Her dissertation analyzes gendered migration patterns in South Korea and among international PhD students in the U.S., revealing how gender inequality in countries of origin produces distinct selection effects and return migration dynamics. She also studies academic career trajectories and prestige hierarchies, exploring how gender and national origin affect integration into global academia.

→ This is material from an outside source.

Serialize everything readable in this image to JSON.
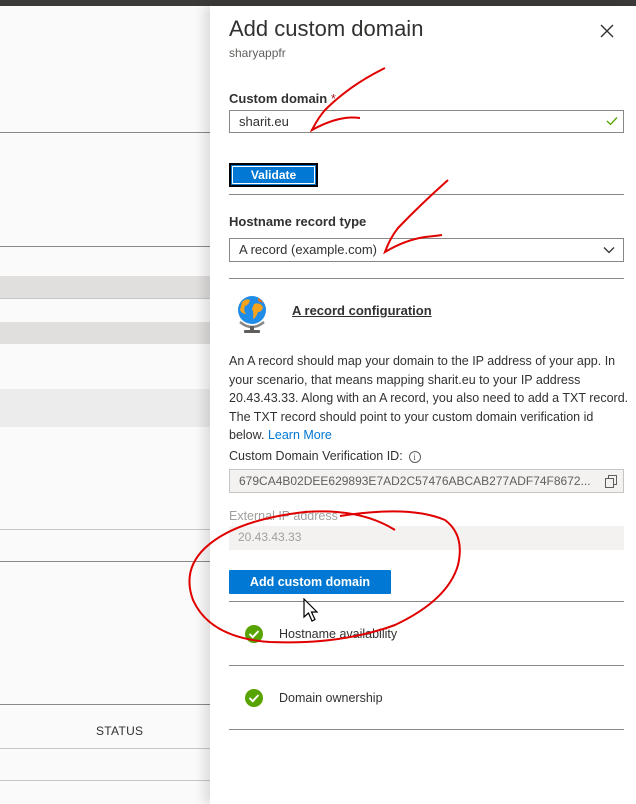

At the Stanford Next Asia Policy Lab, she will pursue two projects that extend this research agenda: one using computational analysis of social media data to examine gendered migration intent, and another investigating the academic trajectories and institutional reception of international scholars from East Asia. Through these projects, she aims to advance understanding of how transnational inequalities shape global mobility, opportunity, and inclusion. 

Gaea Morales

Gaea Morales

Shorenstein Postdoctoral Fellow

Gaea Morales is a political scientist specializing in global environmental governance, with a focus on the intersection of global and local climate politics in Southeast Asia. Gaea’s dissertation and book project, “Agents of Mass Construction: How Cities Localize through the Sustainable Development Goals,” asks why and how cities choose to translate global agreements to shape local policy, a process known as “localization.”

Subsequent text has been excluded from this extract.